Star of Danger by Marion Zimmer Bradley

“What are you staring at?” someone asked, and Larry started, looking up, seeing a boy a little younger than himself standing before him. “Where did you come from, Tallo?”

Not till the final word did Larry realize that the stranger had spoken to him in the Darkovan language, now so familiar through tapes. Then I can understand it! Tallo—that was the word for copper; he supposed it meant redhead. The strange boy was red-headed too, flaming hair cut square around a thin, handsome, dark-skinned face. He was not quite as tall as Larry. He wore a rust-colored shirt and laced-up leather jerkin, and high leather boots knee-length over close-fitting trousers. But Larry was surprised more by the fact that, at the boy’s waist, in a battered leather sheath, there hung a short steel dagger.

Larry said at last, hesitantly in Darkovan, “Are you speaking to me?”

“Who else?” The strange boy’s hands, encased in thick dark gloves strayed to the handle of his knife, as if absentmindedly. “What are you staring at?”

“I was just looking at the spaceport.”

“And where did you get those ridiculous clothes?”

“Now look here,” Larry said, taken aback at the rude tone in which the boy spoke, “why are you asking me all these questions? I’m wearing the clothes I have—and for that matter, I don’t think much of yours,” he added belligerently. “What is it to you, anyhow?”

The strange boy looked startled. He blinked. “But have I made a mistake? I never saw—who are you?”

“My name is Larry Montray.”

The boy with the knife frowned. “I can’t take it in. Do you—forgive me but by some chance do you belong to the spaceport? No offense is intended, but—”

“I just came in on the ship Pantomime,” Larry said.

The stranger frowned. He said, slowly, “That explains it, I suppose. But you speak the language so well, and you look like—you must excuse my mistake, it was natural.” He stood staring at Larry for another minute. Then, suddenly, as if breaking the dam: “I’ve never spoken before to an offworlder! What is it like to travel in space? Is it true that there are many suns like this one? What are the other worlds like?”
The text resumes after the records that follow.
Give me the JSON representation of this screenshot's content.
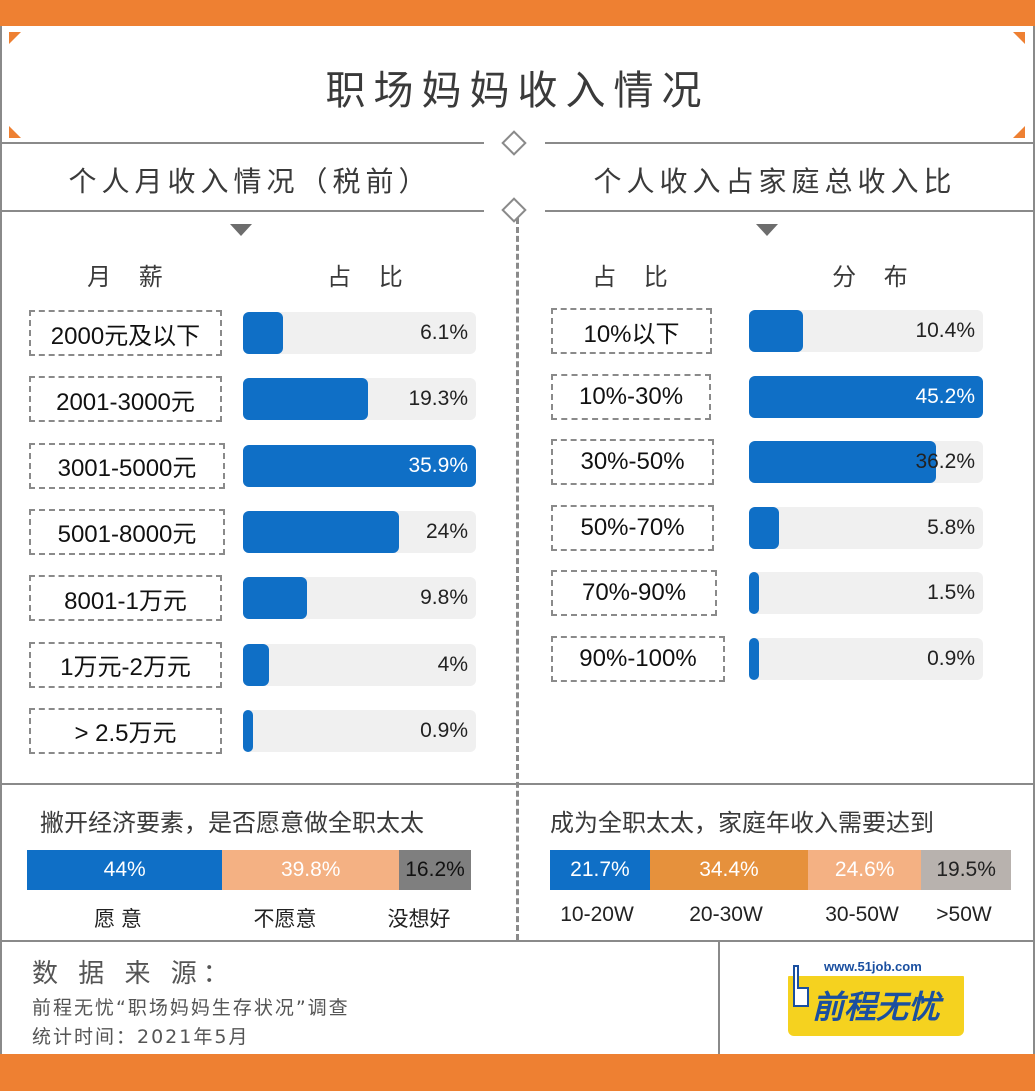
{
  "title": "职场妈妈收入情况",
  "left": {
    "section_title": "个人月收入情况（税前）",
    "col1": "月 薪",
    "col2": "占 比"
  },
  "right": {
    "section_title": "个人收入占家庭总收入比",
    "col1": "占 比",
    "col2": "分 布"
  },
  "q1": {
    "title": "撇开经济要素，是否愿意做全职太太"
  },
  "q2": {
    "title": "成为全职太太，家庭年收入需要达到"
  },
  "source": {
    "heading": "数 据 来 源：",
    "line1": "前程无忧“职场妈妈生存状况”调查",
    "line2": "统计时间：2021年5月"
  },
  "logo": {
    "url": "www.51job.com",
    "name": "前程无忧"
  },
  "colors": {
    "orange": "#ee8032",
    "blue": "#0f6fc6",
    "peach": "#f4b183",
    "gray": "#7f7f7f",
    "lightgray": "#b8b2ae",
    "amber": "#e6913c"
  },
  "chart_data": [
    {
      "type": "bar",
      "title": "个人月收入情况（税前）",
      "categories": [
        "2000元及以下",
        "2001-3000元",
        "3001-5000元",
        "5001-8000元",
        "8001-1万元",
        "1万元-2万元",
        "> 2.5万元"
      ],
      "values": [
        6.1,
        19.3,
        35.9,
        24,
        9.8,
        4,
        0.9
      ],
      "labels": [
        "6.1%",
        "19.3%",
        "35.9%",
        "24%",
        "9.8%",
        "4%",
        "0.9%"
      ],
      "max": 35.9
    },
    {
      "type": "bar",
      "title": "个人收入占家庭总收入比",
      "categories": [
        "10%以下",
        "10%-30%",
        "30%-50%",
        "50%-70%",
        "70%-90%",
        "90%-100%"
      ],
      "values": [
        10.4,
        45.2,
        36.2,
        5.8,
        1.5,
        0.9
      ],
      "labels": [
        "10.4%",
        "45.2%",
        "36.2%",
        "5.8%",
        "1.5%",
        "0.9%"
      ],
      "max": 45.2
    },
    {
      "type": "bar",
      "title": "撇开经济要素，是否愿意做全职太太",
      "categories": [
        "愿 意",
        "不愿意",
        "没想好"
      ],
      "values": [
        44,
        39.8,
        16.2
      ],
      "labels": [
        "44%",
        "39.8%",
        "16.2%"
      ],
      "colors": [
        "#0f6fc6",
        "#f4b183",
        "#7f7f7f"
      ]
    },
    {
      "type": "bar",
      "title": "成为全职太太，家庭年收入需要达到",
      "categories": [
        "10-20W",
        "20-30W",
        "30-50W",
        ">50W"
      ],
      "values": [
        21.7,
        34.4,
        24.6,
        19.5
      ],
      "labels": [
        "21.7%",
        "34.4%",
        "24.6%",
        "19.5%"
      ],
      "colors": [
        "#0f6fc6",
        "#e6913c",
        "#f4b183",
        "#b8b2ae"
      ]
    }
  ]
}
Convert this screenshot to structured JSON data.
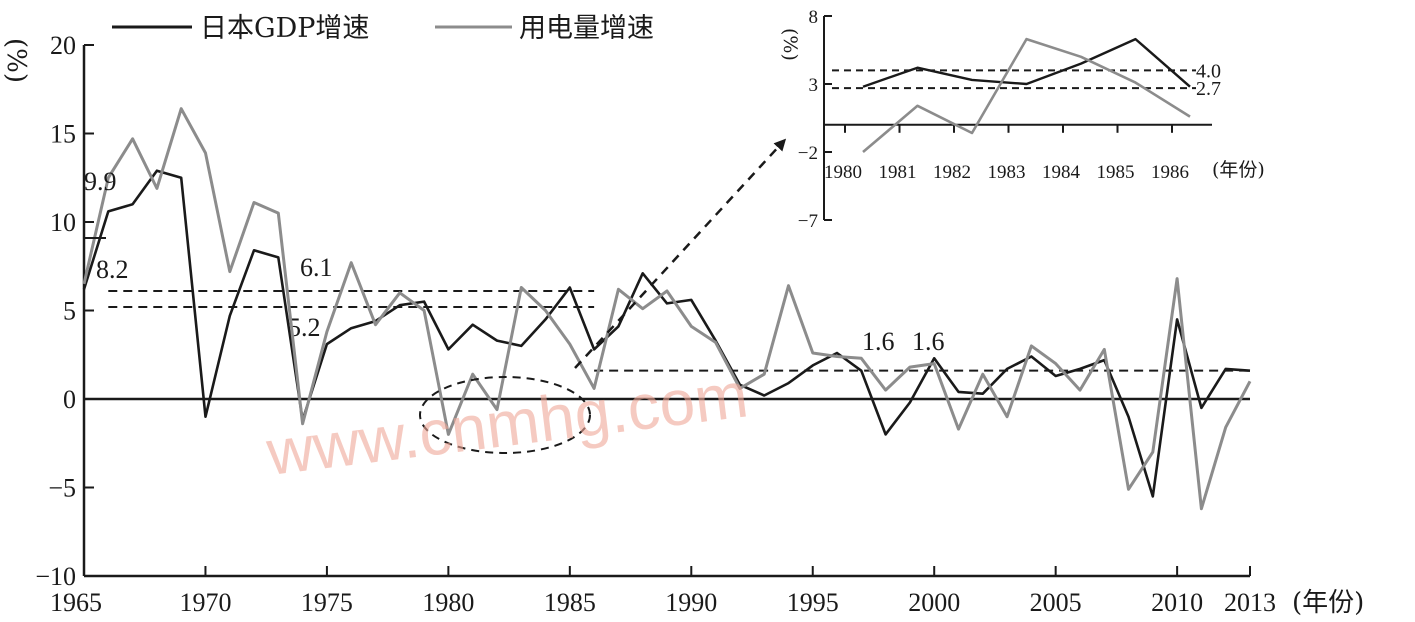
{
  "chart_data": [
    {
      "type": "line",
      "title": "",
      "xlabel": "(年份)",
      "ylabel": "(%)",
      "xlim": [
        1965,
        2013
      ],
      "ylim": [
        -10,
        20
      ],
      "x_ticks": [
        "1965",
        "1970",
        "1975",
        "1980",
        "1985",
        "1990",
        "1995",
        "2000",
        "2005",
        "2010",
        "2013"
      ],
      "y_ticks": [
        "20",
        "15",
        "10",
        "5",
        "0",
        "−5",
        "−10"
      ],
      "legend_position": "top-left",
      "x": [
        1965,
        1966,
        1967,
        1968,
        1969,
        1970,
        1971,
        1972,
        1973,
        1974,
        1975,
        1976,
        1977,
        1978,
        1979,
        1980,
        1981,
        1982,
        1983,
        1984,
        1985,
        1986,
        1987,
        1988,
        1989,
        1990,
        1991,
        1992,
        1993,
        1994,
        1995,
        1996,
        1997,
        1998,
        1999,
        2000,
        2001,
        2002,
        2003,
        2004,
        2005,
        2006,
        2007,
        2008,
        2009,
        2010,
        2011,
        2012,
        2013
      ],
      "series": [
        {
          "name": "日本GDP增速",
          "color": "#1a1a1a",
          "values": [
            6.2,
            10.6,
            11.0,
            12.9,
            12.5,
            -1.0,
            4.7,
            8.4,
            8.0,
            -1.2,
            3.1,
            4.0,
            4.4,
            5.3,
            5.5,
            2.8,
            4.2,
            3.3,
            3.0,
            4.5,
            6.3,
            2.8,
            4.1,
            7.1,
            5.4,
            5.6,
            3.3,
            0.8,
            0.2,
            0.9,
            1.9,
            2.6,
            1.6,
            -2.0,
            -0.2,
            2.3,
            0.4,
            0.3,
            1.7,
            2.4,
            1.3,
            1.7,
            2.2,
            -1.0,
            -5.5,
            4.5,
            -0.5,
            1.7,
            1.6
          ]
        },
        {
          "name": "用电量增速",
          "color": "#8c8c8c",
          "values": [
            6.5,
            12.5,
            14.7,
            11.9,
            16.4,
            13.9,
            7.2,
            11.1,
            10.5,
            -1.4,
            3.8,
            7.7,
            4.2,
            6.0,
            5.0,
            -2.0,
            1.4,
            -0.6,
            6.3,
            5.0,
            3.1,
            0.6,
            6.2,
            5.1,
            6.1,
            4.1,
            3.2,
            0.6,
            1.4,
            6.4,
            2.6,
            2.4,
            2.3,
            0.5,
            1.8,
            2.0,
            -1.7,
            1.4,
            -1.0,
            3.0,
            2.0,
            0.5,
            2.8,
            -5.1,
            -3.0,
            6.8,
            -6.2,
            -1.6,
            1.0
          ]
        }
      ],
      "reference_lines": [
        {
          "y": 6.1,
          "x_from": 1966,
          "x_to": 1986,
          "label": "6.1"
        },
        {
          "y": 5.2,
          "x_from": 1966,
          "x_to": 1986,
          "label": "5.2"
        },
        {
          "y": 1.6,
          "x_from": 1986,
          "x_to": 2013,
          "label": "1.6"
        }
      ],
      "annotations": [
        "9.9",
        "8.2",
        "1.6"
      ]
    },
    {
      "type": "line",
      "title": "",
      "xlabel": "(年份)",
      "ylabel": "(%)",
      "xlim": [
        1980,
        1986
      ],
      "ylim": [
        -7,
        8
      ],
      "x_ticks": [
        "1980",
        "1981",
        "1982",
        "1983",
        "1984",
        "1985",
        "1986"
      ],
      "y_ticks": [
        "8",
        "3",
        "−2",
        "−7"
      ],
      "x": [
        1980,
        1981,
        1982,
        1983,
        1984,
        1985,
        1986
      ],
      "series": [
        {
          "name": "日本GDP增速",
          "color": "#1a1a1a",
          "values": [
            2.8,
            4.2,
            3.3,
            3.0,
            4.5,
            6.3,
            2.8
          ]
        },
        {
          "name": "用电量增速",
          "color": "#8c8c8c",
          "values": [
            -2.0,
            1.4,
            -0.6,
            6.3,
            5.0,
            3.1,
            0.6
          ]
        }
      ],
      "reference_lines": [
        {
          "y": 4.0,
          "label": "4.0"
        },
        {
          "y": 2.7,
          "label": "2.7"
        }
      ]
    }
  ],
  "watermark": "www.cnmhg.com"
}
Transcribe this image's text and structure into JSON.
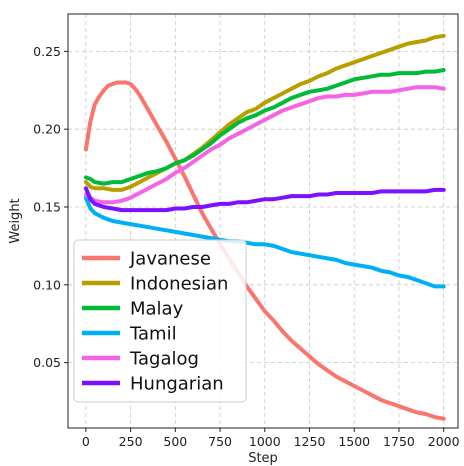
{
  "chart_data": {
    "type": "line",
    "xlabel": "Step",
    "ylabel": "Weight",
    "xlim": [
      -100,
      2080
    ],
    "ylim": [
      0.008,
      0.274
    ],
    "xticks": [
      0,
      250,
      500,
      750,
      1000,
      1250,
      1500,
      1750,
      2000
    ],
    "yticks": [
      0.05,
      0.1,
      0.15,
      0.2,
      0.25
    ],
    "ytick_labels": [
      "0.05",
      "0.10",
      "0.15",
      "0.20",
      "0.25"
    ],
    "grid": true,
    "legend_position": "lower-left",
    "series": [
      {
        "name": "Javanese",
        "color": "#f8766d",
        "x": [
          0,
          25,
          50,
          75,
          100,
          125,
          150,
          175,
          200,
          225,
          250,
          275,
          300,
          350,
          400,
          450,
          500,
          550,
          600,
          650,
          700,
          750,
          800,
          850,
          900,
          950,
          1000,
          1050,
          1100,
          1150,
          1200,
          1250,
          1300,
          1350,
          1400,
          1450,
          1500,
          1550,
          1600,
          1650,
          1700,
          1750,
          1800,
          1850,
          1900,
          1950,
          2000
        ],
        "values": [
          0.187,
          0.205,
          0.216,
          0.221,
          0.225,
          0.228,
          0.229,
          0.23,
          0.23,
          0.23,
          0.229,
          0.226,
          0.222,
          0.212,
          0.202,
          0.192,
          0.181,
          0.17,
          0.158,
          0.146,
          0.136,
          0.126,
          0.117,
          0.108,
          0.099,
          0.091,
          0.083,
          0.077,
          0.07,
          0.064,
          0.059,
          0.054,
          0.049,
          0.045,
          0.041,
          0.038,
          0.035,
          0.032,
          0.029,
          0.026,
          0.024,
          0.022,
          0.02,
          0.018,
          0.017,
          0.015,
          0.014
        ]
      },
      {
        "name": "Indonesian",
        "color": "#b79f00",
        "x": [
          0,
          25,
          50,
          100,
          150,
          200,
          250,
          300,
          350,
          400,
          450,
          500,
          550,
          600,
          650,
          700,
          750,
          800,
          850,
          900,
          950,
          1000,
          1050,
          1100,
          1150,
          1200,
          1250,
          1300,
          1350,
          1400,
          1450,
          1500,
          1550,
          1600,
          1650,
          1700,
          1750,
          1800,
          1850,
          1900,
          1950,
          2000
        ],
        "values": [
          0.166,
          0.163,
          0.162,
          0.162,
          0.161,
          0.161,
          0.163,
          0.166,
          0.169,
          0.172,
          0.175,
          0.178,
          0.18,
          0.184,
          0.188,
          0.193,
          0.198,
          0.203,
          0.207,
          0.211,
          0.213,
          0.217,
          0.22,
          0.223,
          0.226,
          0.229,
          0.231,
          0.234,
          0.236,
          0.239,
          0.241,
          0.243,
          0.245,
          0.247,
          0.249,
          0.251,
          0.253,
          0.255,
          0.256,
          0.257,
          0.259,
          0.26
        ]
      },
      {
        "name": "Malay",
        "color": "#00ba38",
        "x": [
          0,
          25,
          50,
          100,
          150,
          200,
          250,
          300,
          350,
          400,
          450,
          500,
          550,
          600,
          650,
          700,
          750,
          800,
          850,
          900,
          950,
          1000,
          1050,
          1100,
          1150,
          1200,
          1250,
          1300,
          1350,
          1400,
          1450,
          1500,
          1550,
          1600,
          1650,
          1700,
          1750,
          1800,
          1850,
          1900,
          1950,
          2000
        ],
        "values": [
          0.169,
          0.168,
          0.166,
          0.165,
          0.166,
          0.166,
          0.168,
          0.17,
          0.172,
          0.173,
          0.175,
          0.178,
          0.18,
          0.183,
          0.187,
          0.191,
          0.196,
          0.2,
          0.204,
          0.207,
          0.209,
          0.212,
          0.214,
          0.217,
          0.22,
          0.222,
          0.224,
          0.225,
          0.226,
          0.228,
          0.23,
          0.232,
          0.233,
          0.234,
          0.235,
          0.235,
          0.236,
          0.236,
          0.236,
          0.237,
          0.237,
          0.238
        ]
      },
      {
        "name": "Tamil",
        "color": "#00b0f6",
        "x": [
          0,
          25,
          50,
          100,
          150,
          200,
          250,
          300,
          350,
          400,
          450,
          500,
          550,
          600,
          650,
          700,
          750,
          800,
          850,
          900,
          950,
          1000,
          1050,
          1100,
          1150,
          1200,
          1250,
          1300,
          1350,
          1400,
          1450,
          1500,
          1550,
          1600,
          1650,
          1700,
          1750,
          1800,
          1850,
          1900,
          1950,
          2000
        ],
        "values": [
          0.156,
          0.149,
          0.146,
          0.143,
          0.141,
          0.14,
          0.139,
          0.138,
          0.137,
          0.136,
          0.135,
          0.134,
          0.133,
          0.132,
          0.131,
          0.13,
          0.129,
          0.128,
          0.128,
          0.127,
          0.126,
          0.126,
          0.125,
          0.123,
          0.121,
          0.12,
          0.119,
          0.118,
          0.117,
          0.116,
          0.114,
          0.113,
          0.112,
          0.111,
          0.109,
          0.108,
          0.106,
          0.105,
          0.103,
          0.101,
          0.099,
          0.099
        ]
      },
      {
        "name": "Tagalog",
        "color": "#f564e3",
        "x": [
          0,
          25,
          50,
          100,
          150,
          200,
          250,
          300,
          350,
          400,
          450,
          500,
          550,
          600,
          650,
          700,
          750,
          800,
          850,
          900,
          950,
          1000,
          1050,
          1100,
          1150,
          1200,
          1250,
          1300,
          1350,
          1400,
          1450,
          1500,
          1550,
          1600,
          1650,
          1700,
          1750,
          1800,
          1850,
          1900,
          1950,
          2000
        ],
        "values": [
          0.158,
          0.156,
          0.154,
          0.153,
          0.153,
          0.154,
          0.156,
          0.159,
          0.162,
          0.165,
          0.168,
          0.172,
          0.175,
          0.179,
          0.183,
          0.187,
          0.19,
          0.194,
          0.197,
          0.2,
          0.203,
          0.206,
          0.209,
          0.212,
          0.214,
          0.216,
          0.218,
          0.22,
          0.221,
          0.221,
          0.222,
          0.222,
          0.223,
          0.224,
          0.224,
          0.224,
          0.225,
          0.226,
          0.227,
          0.227,
          0.227,
          0.226
        ]
      },
      {
        "name": "Hungarian",
        "color": "#7a12ff",
        "x": [
          0,
          25,
          50,
          100,
          150,
          200,
          250,
          300,
          350,
          400,
          450,
          500,
          550,
          600,
          650,
          700,
          750,
          800,
          850,
          900,
          950,
          1000,
          1050,
          1100,
          1150,
          1200,
          1250,
          1300,
          1350,
          1400,
          1450,
          1500,
          1550,
          1600,
          1650,
          1700,
          1750,
          1800,
          1850,
          1900,
          1950,
          2000
        ],
        "values": [
          0.162,
          0.155,
          0.152,
          0.15,
          0.149,
          0.148,
          0.148,
          0.148,
          0.148,
          0.148,
          0.148,
          0.149,
          0.149,
          0.15,
          0.15,
          0.151,
          0.152,
          0.152,
          0.153,
          0.153,
          0.154,
          0.155,
          0.155,
          0.156,
          0.157,
          0.157,
          0.157,
          0.158,
          0.158,
          0.159,
          0.159,
          0.159,
          0.159,
          0.159,
          0.16,
          0.16,
          0.16,
          0.16,
          0.16,
          0.16,
          0.161,
          0.161
        ]
      }
    ]
  }
}
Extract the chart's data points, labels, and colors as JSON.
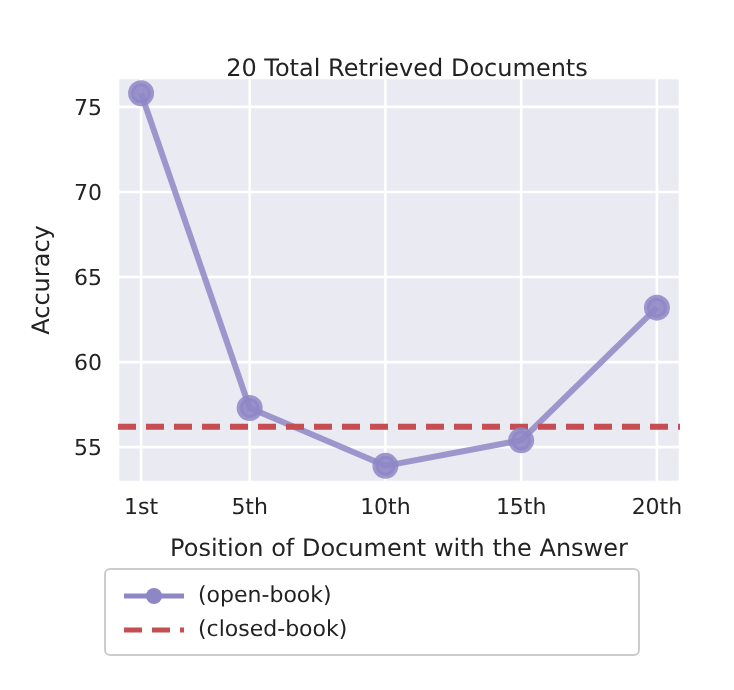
{
  "chart_data": {
    "type": "line",
    "title": "20 Total Retrieved Documents",
    "xlabel": "Position of Document with the Answer",
    "ylabel": "Accuracy",
    "xlim": [
      0.15,
      20.85
    ],
    "xticks": [
      {
        "value": 1,
        "label": "1st"
      },
      {
        "value": 5,
        "label": "5th"
      },
      {
        "value": 10,
        "label": "10th"
      },
      {
        "value": 15,
        "label": "15th"
      },
      {
        "value": 20,
        "label": "20th"
      }
    ],
    "ylim": [
      52.95,
      76.7
    ],
    "yticks": [
      55,
      60,
      65,
      70,
      75
    ],
    "grid": true,
    "legend": "bottom",
    "series": [
      {
        "name": "(open-book)",
        "color": "#8e87c6",
        "x": [
          1,
          5,
          10,
          15,
          20
        ],
        "values": [
          75.8,
          57.3,
          53.9,
          55.4,
          63.2
        ],
        "marker": "circle",
        "line_style": "solid"
      },
      {
        "name": "(closed-book)",
        "color": "#c44e52",
        "x": [
          0.15,
          20.85
        ],
        "values": [
          56.2,
          56.2
        ],
        "marker": "none",
        "line_style": "dashed"
      }
    ]
  }
}
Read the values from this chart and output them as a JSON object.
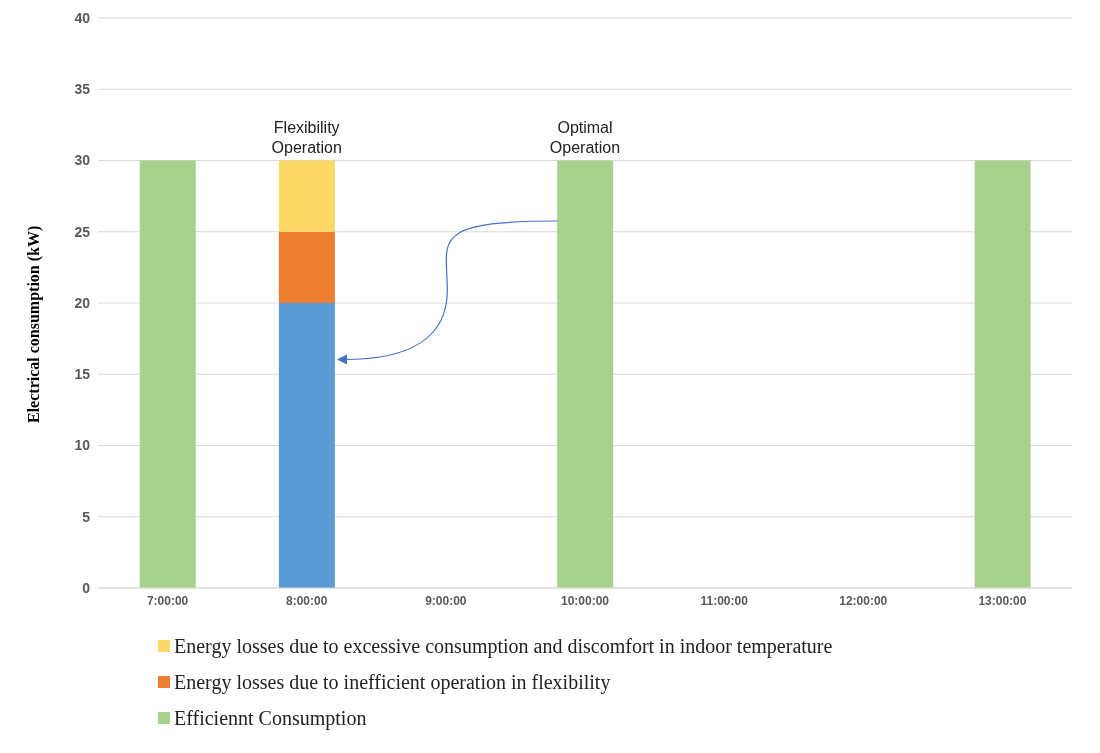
{
  "chart_data": {
    "type": "bar",
    "stacked": true,
    "ylabel": "Electrical consumption  (kW)",
    "categories": [
      "7:00:00",
      "8:00:00",
      "9:00:00",
      "10:00:00",
      "11:00:00",
      "12:00:00",
      "13:00:00"
    ],
    "series": [
      {
        "color": "#5b9bd5",
        "values": [
          null,
          20,
          null,
          null,
          null,
          null,
          null
        ]
      },
      {
        "name": "Efficiennt Consumption",
        "color": "#a9d18e",
        "values": [
          30,
          null,
          null,
          30,
          null,
          null,
          30
        ]
      },
      {
        "name": "Energy losses due to inefficient operation in flexibility",
        "color": "#ed7d31",
        "values": [
          null,
          5,
          null,
          null,
          null,
          null,
          null
        ]
      },
      {
        "name": "Energy losses due to excessive consumption and discomfort in indoor temperature",
        "color": "#ffd966",
        "values": [
          null,
          5,
          null,
          null,
          null,
          null,
          null
        ]
      }
    ],
    "ylim": [
      0,
      40
    ],
    "yticks": [
      0,
      5,
      10,
      15,
      20,
      25,
      30,
      35,
      40
    ],
    "grid": "y",
    "legend": "bottom",
    "annotations": [
      {
        "text": "Flexibility Operation",
        "x": "8:00:00",
        "y": 30
      },
      {
        "text": "Optimal Operation",
        "x": "10:00:00",
        "y": 30
      }
    ]
  }
}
But before Larry could answer, he heard his father’s voice, raised sharply. “Larry! Where have you gotten to?”

“I’m here,” he called turning around, realizing that where he stood, he was hidden in the shadow of the archway. “Just a minute—” he turned back to the strange boy, but to his surprise and exasperation the Darkovan boy had turned his back and was walking rapidly away. He disappeared into the dark mouth of a narrow street across the square. Larry stood frowning, looking after him.

His father came quickly toward him.

“What were you doing? Just watching the square? I suppose there’s no harm, but—” He sounded agitated. “Who were you talking to? One of the natives?”

“Just a kid about my age,” Larry said. “Dad, he thought—”

“Never mind now.” His father cut him off, rather sharply. “We have to find our quarters and get settled. You’ll learn soon enough. Come along.”

Larry followed, puzzled and exasperated at his father’s curtness. This wasn’t like Dad. But his first disappointment at the ordinariness of Darkover had suddenly disappeared.

That kid thought I was Darkovan. Even with the clothes I was wearing. From hearing me speak the language, he couldn’t tell the difference.

He looked back, almost wistfully, at the vanishing panorama of Darkover beyond the forbidden gateway. They were passing now into a street of houses and buildings that were just like Earth ones, and Larry’s father sighed—with relief?

“Just like home. At least you won’t be too homesick here,” he said, checked the numbers on a card he held, and pushed open a door. “Our rooms are in this building.”

Inside, the lights had been set so that the light was that of Earth at noon, and the apartment—five rooms on the fourth floor—might have been the one they had left on Earth. All the while they were unpacking, dialing food from the dispensers, exploring the rooms, Larry’s thoughts ran a new and strange pattern.

What was the point of living on a strange world if you did your best to make your house the furniture, the very light, look exactly like the old one? Why not stay on Earth if you felt like that?